The hedge funds sitting on the register of Coca Cola Amatil (CCL) in expectation of an easy profit from an expected confirmed bid from Lion Nathan, bailed out yesterday after the bid was terminated, and in doing so drove the company’s share price sharply lower.
In fact the shares had their biggest fall for around 12 years after Lion, which is 46% owned by Kirin brewery of Japan, abandoned its $7.3 billion proposed offer made late last year.
Lion Nathan won’t “invest further effort in pursuing this transaction” without the support of all parties, the Sydney- based brewer said in a statement today
Coca Cola Amatil (CCL) shared fell 12% to $8.24 in early trading. They closed down 11% at $8.50, a loss of $1.05 overall.
The withdrawal was reported in morning media and confirmed before trading started by both companies.
The Atlanta based Coca Cola Company, which controls around 30% of CCL’s capital, rejected the proposal from Kirin, citing unattractive terms and conditions.
It told Kirin it was rejecting the offer. Some analysts claim it has more to do with rivalry in the Japanese soft drink market than here in Australia. Coke also reportedly wanted control of CCL’s key water brand, Mount Franklin.
There was also bad blood between the CEO of CCL, terry davis (who described the idea as "half-baked") and Rob Murray, the CEO of Lion Nathan. CCL is the larger company, but shareholders would not have had a dominant stake in the merged company.
Mr Murray had wanted to run the combined company, relegating Mr Davis or forcing his exit.
Lion Nathan shares rose 3.6% to $8.48 as investors judged that it was the winner, so far. They later retreated to close up 23c at $8.41.
It will remain a mostly pure beer play, with a small wine investment, unlike rival Fosters, where wine is underperforming and beer is the cash cow and financing the underperforming assets. We are expecting a statement from Fosters in the next week on its wine strategy with the interim results.
Lion Nathan offered shareholders in Coca Cola Amatil $6.15 in cash and 0.469 LNN shares for each CCL share, based on Friday’s close for CCL, the offer valued it at $10.
Lion Nathan said it was surprised that "The Coca Cola Company had ceased talks over the proposal.
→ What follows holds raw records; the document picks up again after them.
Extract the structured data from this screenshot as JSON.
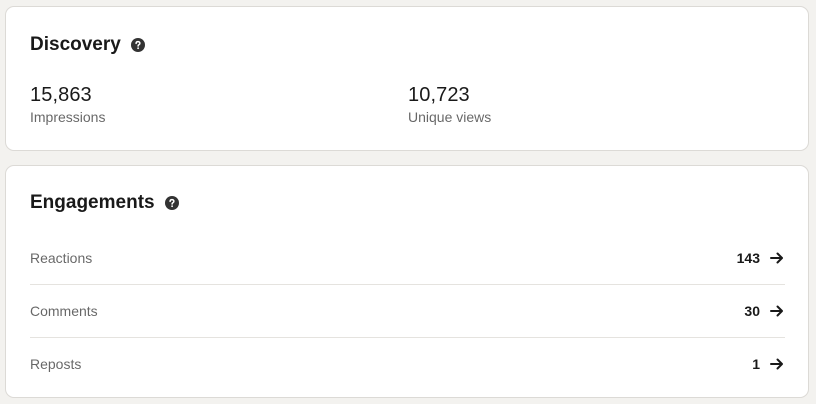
{
  "discovery": {
    "title": "Discovery",
    "help_icon": "question-circle-icon",
    "metrics": [
      {
        "value": "15,863",
        "label": "Impressions"
      },
      {
        "value": "10,723",
        "label": "Unique views"
      }
    ]
  },
  "engagements": {
    "title": "Engagements",
    "help_icon": "question-circle-icon",
    "rows": [
      {
        "label": "Reactions",
        "count": "143",
        "icon": "arrow-right-icon"
      },
      {
        "label": "Comments",
        "count": "30",
        "icon": "arrow-right-icon"
      },
      {
        "label": "Reposts",
        "count": "1",
        "icon": "arrow-right-icon"
      }
    ]
  },
  "colors": {
    "page_background": "#f3f2ef",
    "card_background": "#ffffff",
    "card_border": "#dcdad6",
    "primary_text": "#191919",
    "secondary_text": "#666666"
  }
}
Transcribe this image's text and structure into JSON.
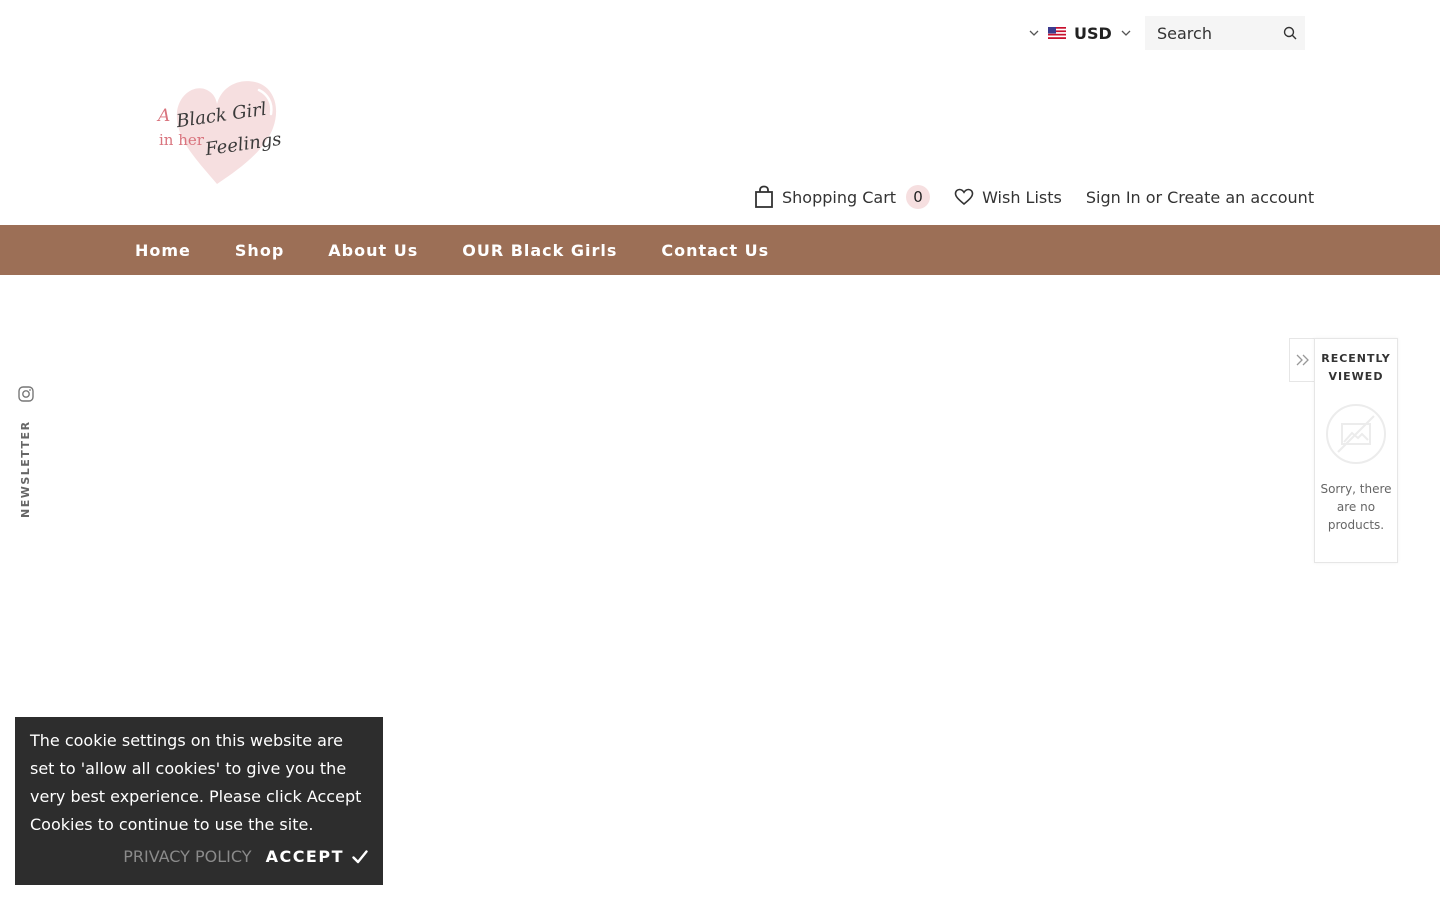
{
  "header": {
    "currency": {
      "code": "USD",
      "flag_icon": "us-flag-icon"
    },
    "search": {
      "placeholder": "Search"
    },
    "logo": {
      "line1_prefix": "A",
      "line1_script": "Black Girl",
      "line2_prefix": "in her",
      "line2_script": "Feelings",
      "heart_color": "#f6dfe0"
    },
    "cart": {
      "label": "Shopping Cart",
      "count": "0"
    },
    "wishlist": {
      "label": "Wish Lists"
    },
    "auth": {
      "sign_in": "Sign In",
      "separator": "or",
      "create": "Create an account"
    }
  },
  "nav": {
    "background": "#9c6f56",
    "items": [
      {
        "label": "Home"
      },
      {
        "label": "Shop"
      },
      {
        "label": "About Us"
      },
      {
        "label": "OUR Black Girls"
      },
      {
        "label": "Contact Us"
      }
    ]
  },
  "side": {
    "social_icon": "instagram-icon",
    "newsletter_label": "NEWSLETTER"
  },
  "recently_viewed": {
    "title_line1": "RECENTLY",
    "title_line2": "VIEWED",
    "empty_message": "Sorry, there are no products."
  },
  "cookie": {
    "message": "The cookie settings on this website are set to 'allow all cookies' to give you the very best experience. Please click Accept Cookies to continue to use the site.",
    "privacy_label": "PRIVACY POLICY",
    "accept_label": "ACCEPT",
    "accept_icon": "checkmark-icon"
  }
}
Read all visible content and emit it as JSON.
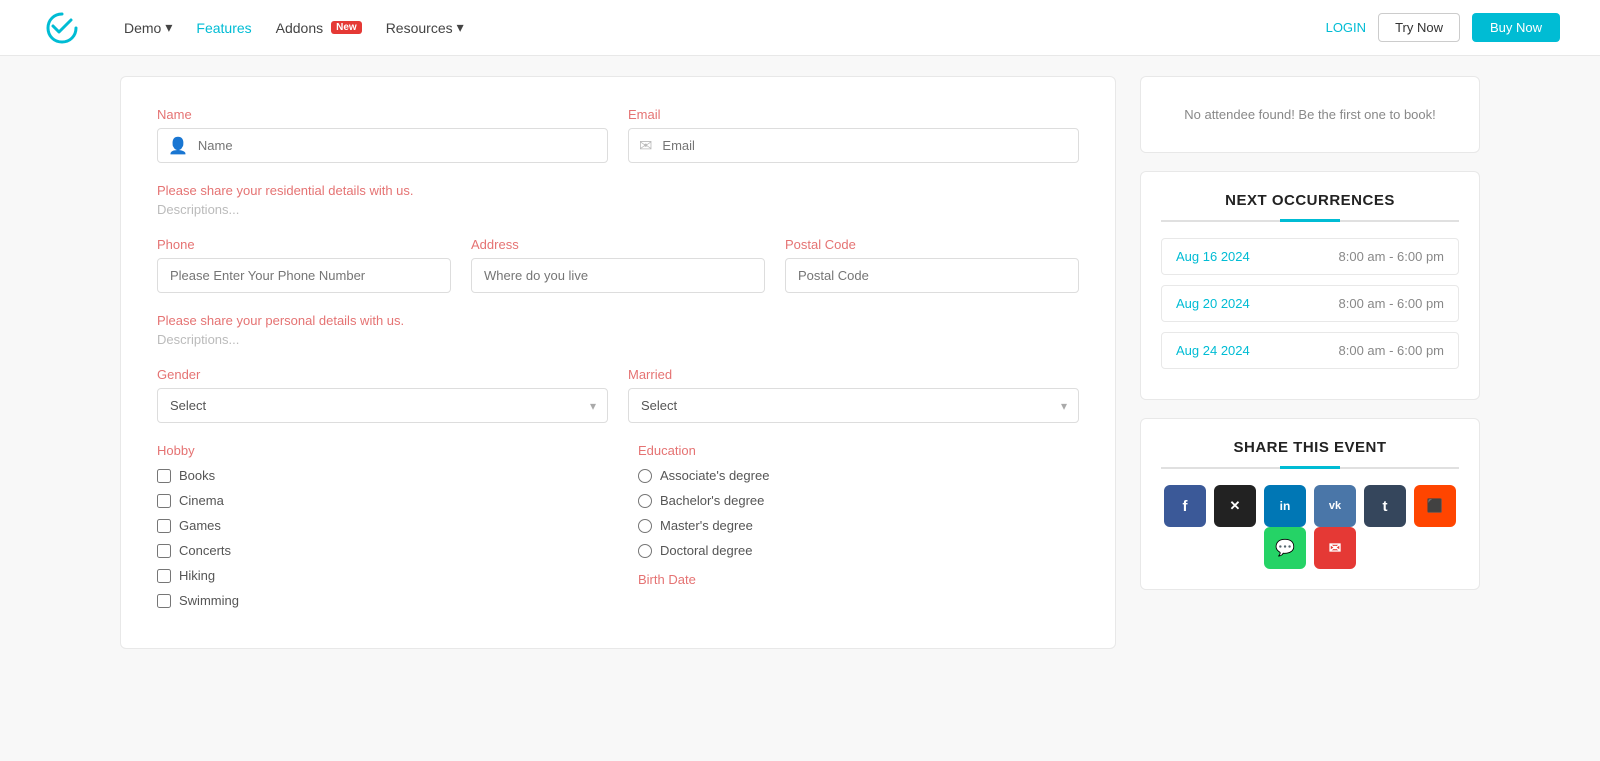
{
  "navbar": {
    "logo_alt": "Mage Events Logo",
    "nav_items": [
      {
        "label": "Demo",
        "dropdown": true,
        "active": false
      },
      {
        "label": "Features",
        "dropdown": false,
        "active": true
      },
      {
        "label": "Addons",
        "dropdown": false,
        "active": false,
        "badge": "New"
      },
      {
        "label": "Resources",
        "dropdown": true,
        "active": false
      }
    ],
    "login_label": "LOGIN",
    "try_label": "Try Now",
    "buy_label": "Buy Now"
  },
  "form": {
    "name_label": "Name",
    "name_placeholder": "Name",
    "email_label": "Email",
    "email_placeholder": "Email",
    "residential_notice": "Please share your residential details with us.",
    "residential_desc": "Descriptions...",
    "phone_label": "Phone",
    "phone_placeholder": "Please Enter Your Phone Number",
    "address_label": "Address",
    "address_placeholder": "Where do you live",
    "postal_label": "Postal Code",
    "postal_placeholder": "Postal Code",
    "personal_notice": "Please share your personal details with us.",
    "personal_desc": "Descriptions...",
    "gender_label": "Gender",
    "gender_placeholder": "Select",
    "married_label": "Married",
    "married_placeholder": "Select",
    "hobby_label": "Hobby",
    "hobbies": [
      {
        "label": "Books"
      },
      {
        "label": "Cinema"
      },
      {
        "label": "Games"
      },
      {
        "label": "Concerts"
      },
      {
        "label": "Hiking"
      },
      {
        "label": "Swimming"
      }
    ],
    "education_label": "Education",
    "education_options": [
      {
        "label": "Associate's degree"
      },
      {
        "label": "Bachelor's degree"
      },
      {
        "label": "Master's degree"
      },
      {
        "label": "Doctoral degree"
      }
    ],
    "birth_date_label": "Birth Date"
  },
  "sidebar": {
    "no_attendee_text": "No attendee found! Be the first one to book!",
    "next_occurrences_title": "NEXT OCCURRENCES",
    "occurrences": [
      {
        "date": "Aug 16 2024",
        "time": "8:00 am - 6:00 pm"
      },
      {
        "date": "Aug 20 2024",
        "time": "8:00 am - 6:00 pm"
      },
      {
        "date": "Aug 24 2024",
        "time": "8:00 am - 6:00 pm"
      }
    ],
    "share_title": "SHARE THIS EVENT",
    "share_buttons": [
      {
        "platform": "facebook",
        "label": "f"
      },
      {
        "platform": "twitter",
        "label": "✕"
      },
      {
        "platform": "linkedin",
        "label": "in"
      },
      {
        "platform": "vk",
        "label": "vk"
      },
      {
        "platform": "tumblr",
        "label": "t"
      },
      {
        "platform": "reddit",
        "label": "🔥"
      },
      {
        "platform": "whatsapp",
        "label": "💬"
      },
      {
        "platform": "email-share",
        "label": "✉"
      }
    ]
  }
}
It claimed that CCL had not meaningfully engaged with Lion Nathan given the "attractiveness" of Lion Nathan’s proposed offer."
"In the circumstances, Lion Nathan has decided to withdraw its proposal and to continue to focus on its growth strategy and FY09 (2009 full year) earnings step-up," Lion Nathan said.
Lion Nathan chief executive Rob Murray said Lion Nathan had made a "very attractive" offer at a 30% premium in challenging market conditions.
"It is disappointing that CCA’s shareholders will not have the opportunity to consider our proposal and enjoy the benefits of the merger would have delivered," Mr Murray said.
"We are not, however, prepared to invest further effort pursuing this transaction unless all parties are willing to try and facilitate an outcome.
"We will continue to focus on delivering strong returns for our shareholders."
Kirin has said it would finance the cash component of the offer but that would result in it taking a controlling 47.5% stake in Lion Nathan after the transaction completed.
But Lion Nathan would have been run as a stand alone Australian company, but Kirin would have been able to consolidate its results under Japanese law.
CCL reports its full 2008 earnings later this week on Thursday. They are expected to be solid.
Lion Nathan holds its AGM on February 26.